Gurleen Kaur 1 Mohinder P Mahajan 2 Manoj K Pandey 3 Parvesh Singh 4 Srinivasa R Ramisetti 3 Arun K Sharma 3
Affiliations

Affiliations

  • 1 School of Pharmaceutical Sciences, Apeejay Stya University, Plot No. 23, Institutional Area, Sector-32, Gurgaon 122001, India.
  • 2 School of Pharmaceutical Sciences, Apeejay Stya University, Plot No. 23, Institutional Area, Sector-32, Gurgaon 122001, India; Apeejay Stya Research Foundation, Plot No. 23, Institutional Area, Sector-32, Gurgaon 122001, India. Electronic address: mpmahajan@apeejay.com.
  • 3 Department of Pharmacology, Penn State Hershey Cancer Institute, CH72 Penn State College of Medicine, 500 University Drive, Hershey, PA 17033, USA.
  • 4 School of Chemistry and Physics, University of Kwa-Zulu Natal (UKZN), Westville Campus, Durban 4000, South Africa.
PMID: 25164760 DOI: 10.1016/j.ejmech.2014.08.050
Abstract

The synthesis of some novel Ospemifene derived analogs and their evaluation as anti-breast Cancer agents against MCF-7 (ER-positive) and MDA-MB-231 (ER-negative) human breast Cancer cell lines are described. Few of these analogs for instance, compounds 6, 7 and 8 are shown to be more effective than recent Selective Estrogen Receptor Modulators (SERMs) i.e. Ospemifene and Tamoxifen, against these cell lines.
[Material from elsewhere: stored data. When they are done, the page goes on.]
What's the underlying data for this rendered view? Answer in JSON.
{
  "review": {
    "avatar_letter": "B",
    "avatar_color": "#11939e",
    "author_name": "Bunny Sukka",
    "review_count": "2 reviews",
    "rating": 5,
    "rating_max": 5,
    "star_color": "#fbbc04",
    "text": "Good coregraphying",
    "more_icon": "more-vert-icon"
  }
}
Compound 8 was relatively more cytotoxic to MCF-7 cells similar to Ospemifene and Tamoxifen, while most potent compounds 6 and 7 were equally effective in inhibiting growth of both ER-positive and ER-negative cell lines. The observed activity profiles were further supported by the docking studies performed against estrogen receptors (ERα and ERβ). Compounds 6, 7 and 8 exhibited stronger binding affinities with both ERα and ERβ compared to Ospemifene and Tamoxifen.

Keywords

Anti-breast cancer agents; Docking studies; Ospemifene; SERMs; Tamoxifen.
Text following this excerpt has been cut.